= Věra Vovsová =

Czech painter (1912–1998)

Věra Vovsová (1912–1998) was a Czech painter. She was born in Běstvina, but she lived and painted in the Bohemian city of Pardubice, where she found inspiration for many of her paintings. Her artwork usually depicted flowers, but she also painted scenery, e.g. the forest Kaštanka. Despite the beauty of her work, Věra was often disappointed with herself; in her letter named Letter for Friends, she wrote: "I realise that many times, when I came home from exhibitions, and not just those of classical maestros, but even from those of my colleagues, I was full of admiration to them, but full of sadness and disappointment with myself. But after calming down, I always realised that to paint in your own style, not giving in to fashion trends and being yourself is very important and right."

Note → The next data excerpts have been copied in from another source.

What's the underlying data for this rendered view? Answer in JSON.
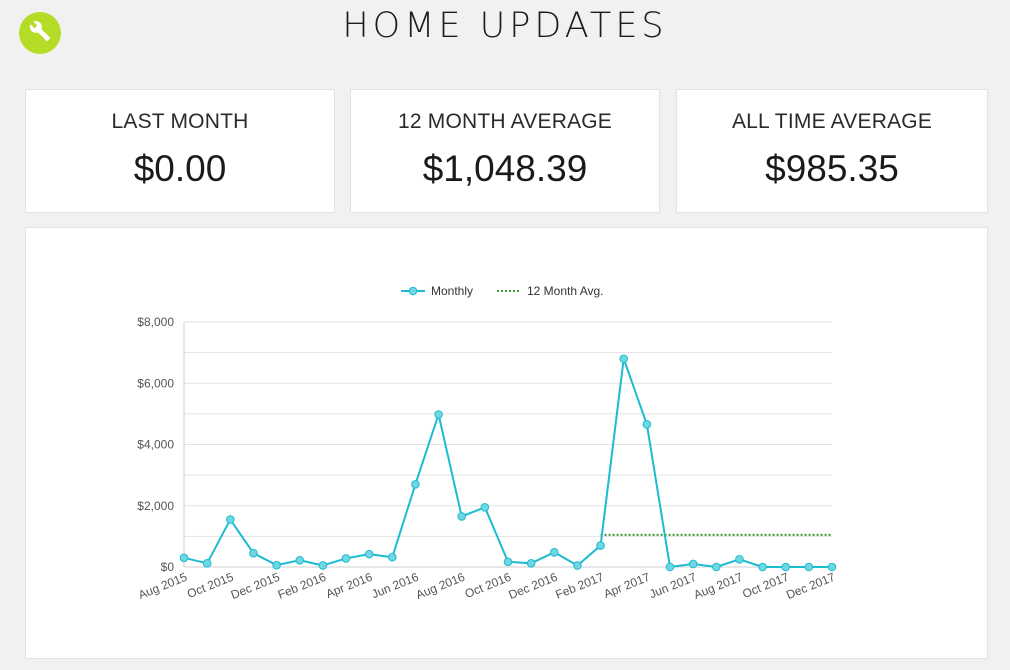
{
  "header": {
    "title": "HOME UPDATES",
    "settings_icon": "wrench-icon",
    "accent_color": "#b5dc26"
  },
  "summary": [
    {
      "label": "LAST MONTH",
      "value": "$0.00"
    },
    {
      "label": "12 MONTH AVERAGE",
      "value": "$1,048.39"
    },
    {
      "label": "ALL TIME AVERAGE",
      "value": "$985.35"
    }
  ],
  "chart_data": {
    "type": "line",
    "legend_placement": "top-center",
    "grid": true,
    "ylim": [
      0,
      8000
    ],
    "y_ticks": [
      0,
      2000,
      4000,
      6000,
      8000
    ],
    "y_tick_labels": [
      "$0",
      "$2,000",
      "$4,000",
      "$6,000",
      "$8,000"
    ],
    "x": [
      "Aug 2015",
      "Sep 2015",
      "Oct 2015",
      "Nov 2015",
      "Dec 2015",
      "Jan 2016",
      "Feb 2016",
      "Mar 2016",
      "Apr 2016",
      "May 2016",
      "Jun 2016",
      "Jul 2016",
      "Aug 2016",
      "Sep 2016",
      "Oct 2016",
      "Nov 2016",
      "Dec 2016",
      "Jan 2017",
      "Feb 2017",
      "Mar 2017",
      "Apr 2017",
      "May 2017",
      "Jun 2017",
      "Jul 2017",
      "Aug 2017",
      "Sep 2017",
      "Oct 2017",
      "Nov 2017",
      "Dec 2017"
    ],
    "x_tick_labels": [
      "Aug 2015",
      "Oct 2015",
      "Dec 2015",
      "Feb 2016",
      "Apr 2016",
      "Jun 2016",
      "Aug 2016",
      "Oct 2016",
      "Dec 2016",
      "Feb 2017",
      "Apr 2017",
      "Jun 2017",
      "Aug 2017",
      "Oct 2017",
      "Dec 2017"
    ],
    "series": [
      {
        "name": "Monthly",
        "color": "#1bbcd0",
        "style": "solid-with-markers",
        "values": [
          300,
          120,
          1550,
          450,
          60,
          220,
          50,
          280,
          420,
          320,
          2700,
          4980,
          1650,
          1950,
          170,
          120,
          480,
          50,
          700,
          6800,
          4660,
          0,
          100,
          0,
          250,
          0,
          0,
          0,
          0
        ]
      },
      {
        "name": "12 Month Avg.",
        "color": "#3a9a2e",
        "style": "dotted",
        "x_range": [
          "Feb 2017",
          "Dec 2017"
        ],
        "value": 1048.39
      }
    ]
  }
}
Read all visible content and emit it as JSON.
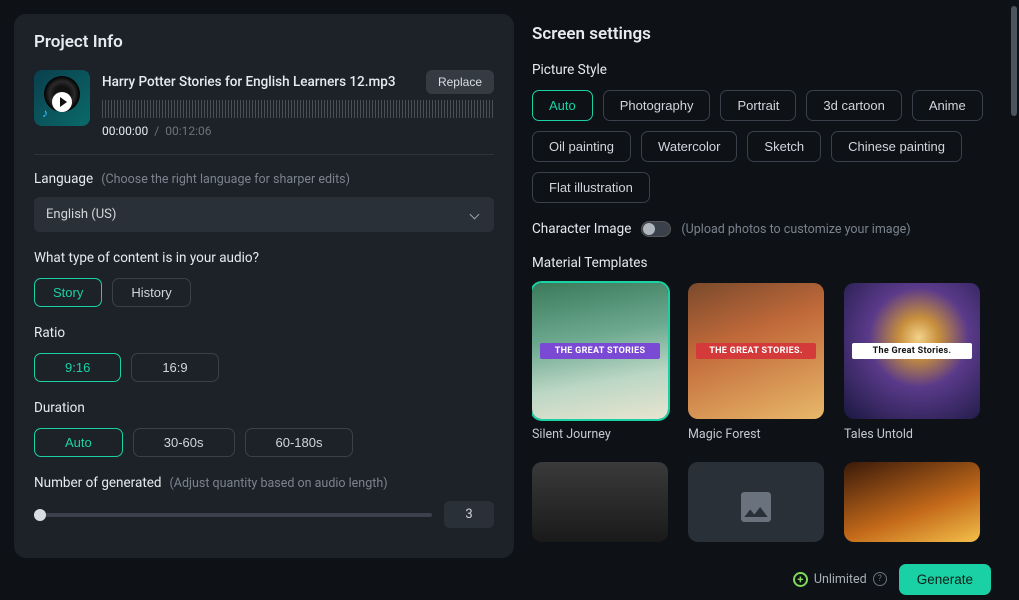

Věra's style was rather simplistic. With a few strokes, she was able to paint a whole tree branch and using a few shades, she drew leaves around it. Some of the backgrounds to her paintings with flowers are darker on the edges, proceeding to a lighter and brighter part around the flowers. Others have a different mix of light colours and shapes in the background. Her paintings of forests are less simplistic and are not too similar to any other artist’s style. Věra did not give names to her paintings, so they are more known by what they depict. For example, some of her nicest paintings are simply known as "Sunflower" or "Yellow Rose."

In 1948, Vovsová was accepted into the circle of artists in Prague and in 1950, she became a member of the Czech Artists Union. The biggest honour was given to her, when she was accepted into the Artists Union (1990), which is a worldwide organisation. Věra Vovsová was married to a Czech composer, František Voves. Together, they sometimes made pictures for music and music for pictures, which was not a common practice.

Věra Vovsová also made paintings to order. Her most popular paintings were those of Kaštanka, which she could draw from her memory. She documented some of her most popular paintings in magazines, but these were not widely sold.